The collaborative project, called ACCESS (Advanced E Band Satellite Link Studies), included researchers from the University of Stuttgart, the Karlsruhe Institute of Technology (KIT), and the Fraunhofer Institute for Applied Solid State Physics IAF, and industrial partner Radiometer Physics GmbH (A Rohde & Schwarz Company). The data was transmitted at a frequency of 71-76 GHz in the E band of the electromagnetic spectrum, which is regulated for terrestrial and satellite broadcasting.

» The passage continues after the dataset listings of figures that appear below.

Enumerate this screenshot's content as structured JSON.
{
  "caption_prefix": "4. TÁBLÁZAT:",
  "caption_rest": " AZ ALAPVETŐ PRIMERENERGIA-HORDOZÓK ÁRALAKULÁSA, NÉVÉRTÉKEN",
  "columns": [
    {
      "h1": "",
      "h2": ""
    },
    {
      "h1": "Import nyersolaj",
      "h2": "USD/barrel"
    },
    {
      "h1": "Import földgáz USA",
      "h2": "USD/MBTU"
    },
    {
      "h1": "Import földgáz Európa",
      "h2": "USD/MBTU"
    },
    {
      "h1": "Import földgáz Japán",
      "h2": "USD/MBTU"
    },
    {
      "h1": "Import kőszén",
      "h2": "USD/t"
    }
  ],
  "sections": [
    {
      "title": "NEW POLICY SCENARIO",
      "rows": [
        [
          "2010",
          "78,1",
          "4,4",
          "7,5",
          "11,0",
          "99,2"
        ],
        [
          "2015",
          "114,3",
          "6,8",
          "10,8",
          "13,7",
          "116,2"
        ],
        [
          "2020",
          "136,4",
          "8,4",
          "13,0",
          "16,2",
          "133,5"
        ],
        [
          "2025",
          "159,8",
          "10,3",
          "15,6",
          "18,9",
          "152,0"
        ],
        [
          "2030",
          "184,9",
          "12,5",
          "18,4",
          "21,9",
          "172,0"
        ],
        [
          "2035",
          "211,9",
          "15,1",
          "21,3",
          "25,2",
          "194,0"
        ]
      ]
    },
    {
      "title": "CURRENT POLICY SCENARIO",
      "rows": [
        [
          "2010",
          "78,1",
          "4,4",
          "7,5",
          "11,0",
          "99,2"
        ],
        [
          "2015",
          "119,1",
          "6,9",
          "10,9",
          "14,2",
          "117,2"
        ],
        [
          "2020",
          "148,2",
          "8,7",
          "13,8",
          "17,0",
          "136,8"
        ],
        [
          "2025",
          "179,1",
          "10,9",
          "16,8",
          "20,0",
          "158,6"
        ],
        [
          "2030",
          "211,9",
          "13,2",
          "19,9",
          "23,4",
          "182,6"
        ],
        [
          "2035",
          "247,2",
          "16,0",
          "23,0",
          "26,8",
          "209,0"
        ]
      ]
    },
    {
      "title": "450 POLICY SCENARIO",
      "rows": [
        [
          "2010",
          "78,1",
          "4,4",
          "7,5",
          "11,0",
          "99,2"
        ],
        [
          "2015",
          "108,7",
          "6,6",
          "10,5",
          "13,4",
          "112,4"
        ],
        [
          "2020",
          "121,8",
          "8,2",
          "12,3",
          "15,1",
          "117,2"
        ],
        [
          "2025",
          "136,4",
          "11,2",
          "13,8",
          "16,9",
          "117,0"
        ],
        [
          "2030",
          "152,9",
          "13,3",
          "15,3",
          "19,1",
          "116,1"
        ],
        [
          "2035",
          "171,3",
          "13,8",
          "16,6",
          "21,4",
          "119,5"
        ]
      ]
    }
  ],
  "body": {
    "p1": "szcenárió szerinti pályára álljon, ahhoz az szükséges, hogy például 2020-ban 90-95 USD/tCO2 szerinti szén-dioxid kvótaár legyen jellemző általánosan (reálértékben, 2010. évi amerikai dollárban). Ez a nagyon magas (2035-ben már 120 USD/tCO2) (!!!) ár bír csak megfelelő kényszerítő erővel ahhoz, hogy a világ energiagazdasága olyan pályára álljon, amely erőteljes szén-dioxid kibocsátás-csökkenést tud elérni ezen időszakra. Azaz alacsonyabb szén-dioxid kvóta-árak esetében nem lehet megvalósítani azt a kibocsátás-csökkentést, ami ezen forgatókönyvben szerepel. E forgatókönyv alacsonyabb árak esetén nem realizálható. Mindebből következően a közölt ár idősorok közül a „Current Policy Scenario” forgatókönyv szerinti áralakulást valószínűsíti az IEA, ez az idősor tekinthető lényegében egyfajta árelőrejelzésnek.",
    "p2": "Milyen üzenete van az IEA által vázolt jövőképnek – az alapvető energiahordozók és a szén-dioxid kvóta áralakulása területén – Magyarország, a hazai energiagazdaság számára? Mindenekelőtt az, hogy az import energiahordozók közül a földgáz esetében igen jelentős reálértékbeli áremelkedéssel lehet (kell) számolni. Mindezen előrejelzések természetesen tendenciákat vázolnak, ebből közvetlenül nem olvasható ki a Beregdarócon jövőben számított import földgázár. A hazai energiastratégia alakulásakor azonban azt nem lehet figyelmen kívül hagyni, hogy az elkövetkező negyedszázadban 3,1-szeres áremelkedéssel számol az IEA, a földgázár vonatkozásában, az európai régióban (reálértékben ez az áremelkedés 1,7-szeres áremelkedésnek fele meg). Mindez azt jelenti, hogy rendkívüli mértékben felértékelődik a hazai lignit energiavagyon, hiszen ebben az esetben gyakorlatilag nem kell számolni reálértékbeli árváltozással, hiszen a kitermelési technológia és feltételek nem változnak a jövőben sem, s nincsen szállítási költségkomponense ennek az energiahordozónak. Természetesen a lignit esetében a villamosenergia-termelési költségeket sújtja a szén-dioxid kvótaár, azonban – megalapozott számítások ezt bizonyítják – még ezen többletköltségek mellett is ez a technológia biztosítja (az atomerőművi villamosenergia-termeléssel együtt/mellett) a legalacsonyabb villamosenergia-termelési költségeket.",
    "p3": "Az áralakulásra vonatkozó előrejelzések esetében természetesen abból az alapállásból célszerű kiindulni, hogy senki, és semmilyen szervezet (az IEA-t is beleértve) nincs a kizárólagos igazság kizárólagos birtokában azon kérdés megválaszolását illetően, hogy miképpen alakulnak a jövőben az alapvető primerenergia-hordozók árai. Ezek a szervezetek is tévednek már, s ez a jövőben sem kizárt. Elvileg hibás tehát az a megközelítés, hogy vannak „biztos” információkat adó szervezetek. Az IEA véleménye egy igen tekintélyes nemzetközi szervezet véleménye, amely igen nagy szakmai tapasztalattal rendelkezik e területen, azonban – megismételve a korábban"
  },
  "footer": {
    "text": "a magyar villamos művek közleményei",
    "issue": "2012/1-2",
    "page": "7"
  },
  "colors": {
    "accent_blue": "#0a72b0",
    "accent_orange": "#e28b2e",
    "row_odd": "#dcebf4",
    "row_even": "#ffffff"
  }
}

To achieve the record setting speeds, team members designed monolithically integrated millimetre-wave circuits (MMICs), which include efficient transmitters and receivers and powerful signal amplifiers. The circuits are based on two innovative transistor technologies developed and manufactured by Fraunhofer IAF. Broadband signals are amplified to a comparatively high transmission power of up to 1 watt using power amplifiers based on a gallium-nitride semiconductor. A highly directive parabolic antenna emits the signals, and the receivers have low-noise amplifiers with transistors using indium-gallium-arsenide-semiconductor layers than can detect weak signals traveling across long distances.